Office phones rang off their hooks. TV news trucks were parked bumper to bumper on the streets. Fans waited in the lobby studying season-ticket brochures, hoping good seats were available.
In less than 24 hours, James transformed the normally serene Gund - one of the NBA's emptiest and quietest arenas - into the hottest spot in town.
One day after hitting the NBA lottery jackpot and winning the rights to draft James with the No. 1 overall pick in the June 26 draft, the Cavaliers got their first taste of what life will be like once the Akron high school superstar is wearing one of their uniforms.
Everything, it seems, has changed overnight.
"The reaction of the city has been unbelievable," said Cavaliers general manager Jim Paxson. "It still hasn't sunk in yet."

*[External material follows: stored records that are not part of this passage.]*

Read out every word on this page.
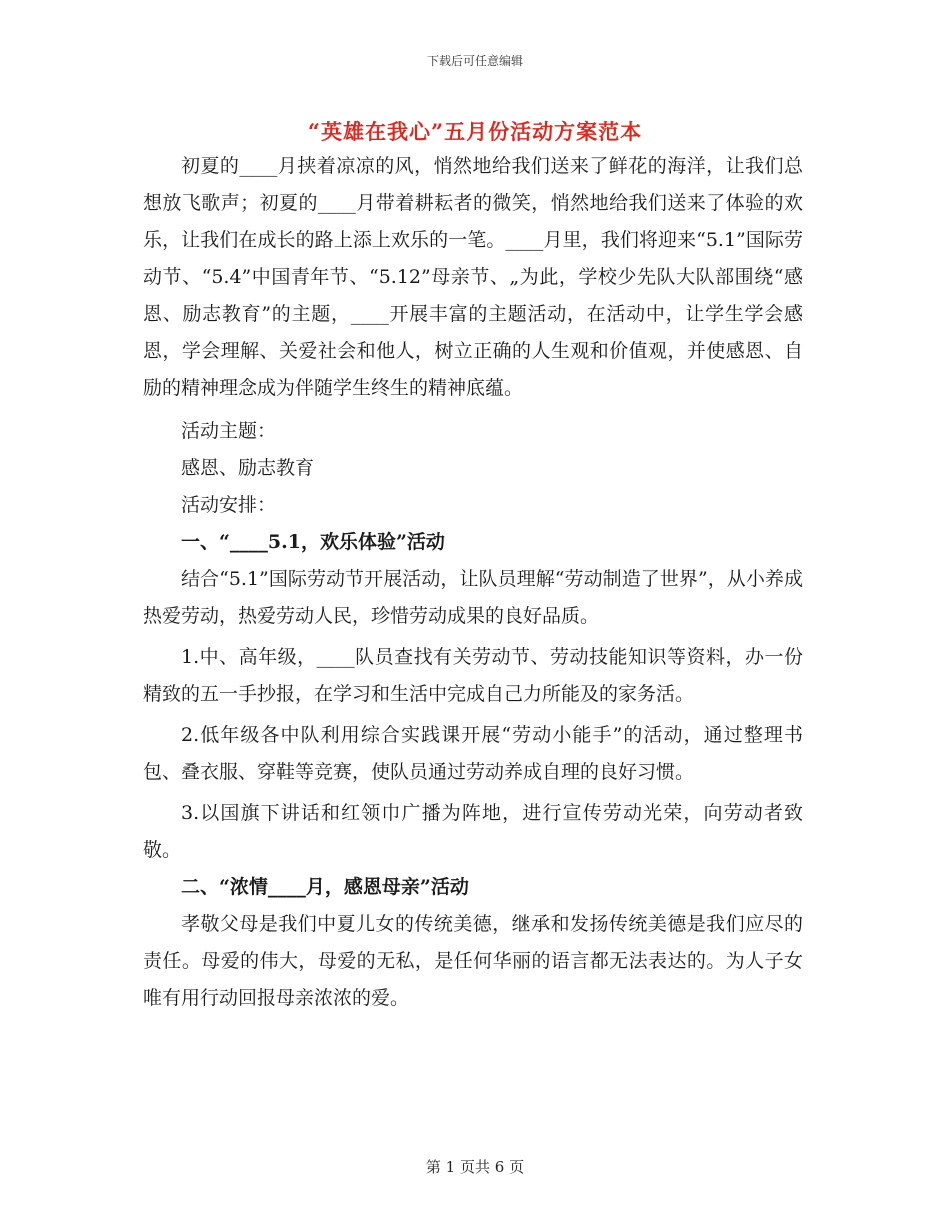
下载后可任意编辑
“英雄在我心”五月份活动方案范本

初夏的____月挟着凉凉的风，悄然地给我们送来了鲜花的海洋，让我们总想放飞歌声；初夏的____月带着耕耘者的微笑，悄然地给我们送来了体验的欢乐，让我们在成长的路上添上欢乐的一笔。____月里，我们将迎来“5.1”国际劳动节、“5.4”中国青年节、“5.12”母亲节、„为此，学校少先队大队部围绕“感恩、励志教育”的主题，____开展丰富的主题活动，在活动中，让学生学会感恩，学会理解、关爱社会和他人，树立正确的人生观和价值观，并使感恩、自励的精神理念成为伴随学生终生的精神底蕴。

活动主题：

感恩、励志教育

活动安排：

一、“____5.1，欢乐体验”活动

结合“5.1”国际劳动节开展活动，让队员理解“劳动制造了世界”，从小养成热爱劳动，热爱劳动人民，珍惜劳动成果的良好品质。

1.中、高年级，____队员查找有关劳动节、劳动技能知识等资料，办一份精致的五一手抄报，在学习和生活中完成自己力所能及的家务活。

2.低年级各中队利用综合实践课开展“劳动小能手”的活动，通过整理书包、叠衣服、穿鞋等竞赛，使队员通过劳动养成自理的良好习惯。

3.以国旗下讲话和红领巾广播为阵地，进行宣传劳动光荣，向劳动者致敬。

二、“浓情____月，感恩母亲”活动

孝敬父母是我们中夏儿女的传统美德，继承和发扬传统美德是我们应尽的责任。母爱的伟大，母爱的无私，是任何华丽的语言都无法表达的。为人子女唯有用行动回报母亲浓浓的爱。

第 1 页共 6 页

It has for hundreds of Cavaliers fans. The team had 25 sales representatives answering phones and taking ticket orders from the moment Cleveland learned it had won the lottery Thursday night.
By 5 p.m. Friday, Cavaliers spokesman Tad Carper said the club had sold hundreds of season-ticket packages on what he described as the best sales day since the Gund opened in 1994.
Cleveland's season-ticket base dropped as low as 3,000, and the club was last in the league in attendance this season with fewer than 11,000 fans per game.
"Put it this way," Carper said. "This is a salesman's nirvana."
With the 2003-04 opener more than five months away, if sales remain brisk, it's possible the Cavaliers could sell out all 41 home dates at the Gund before the season begins.
Team president Len Komoroski was reluctant to put a dollar figure on James' immediate financial impact.
"I don't know if there's anybody counting the money up to this point," he said. "We're selling tickets as fast as we can."
As for James, Friday was like any other for the 18-year-old. A spokesperson at St. Vincent-St. Mary said James attended his classes and had pizza for lunch.
James, who signed a $90 million endorsement deal with Nike on Thursday, will graduate June 7, 19 days before he begins his pro career with the Cavaliers.
As the No. 1 pick, James would receive a maximum three-year deal worth $12.96 million with the Cavs holding a fourth-year option.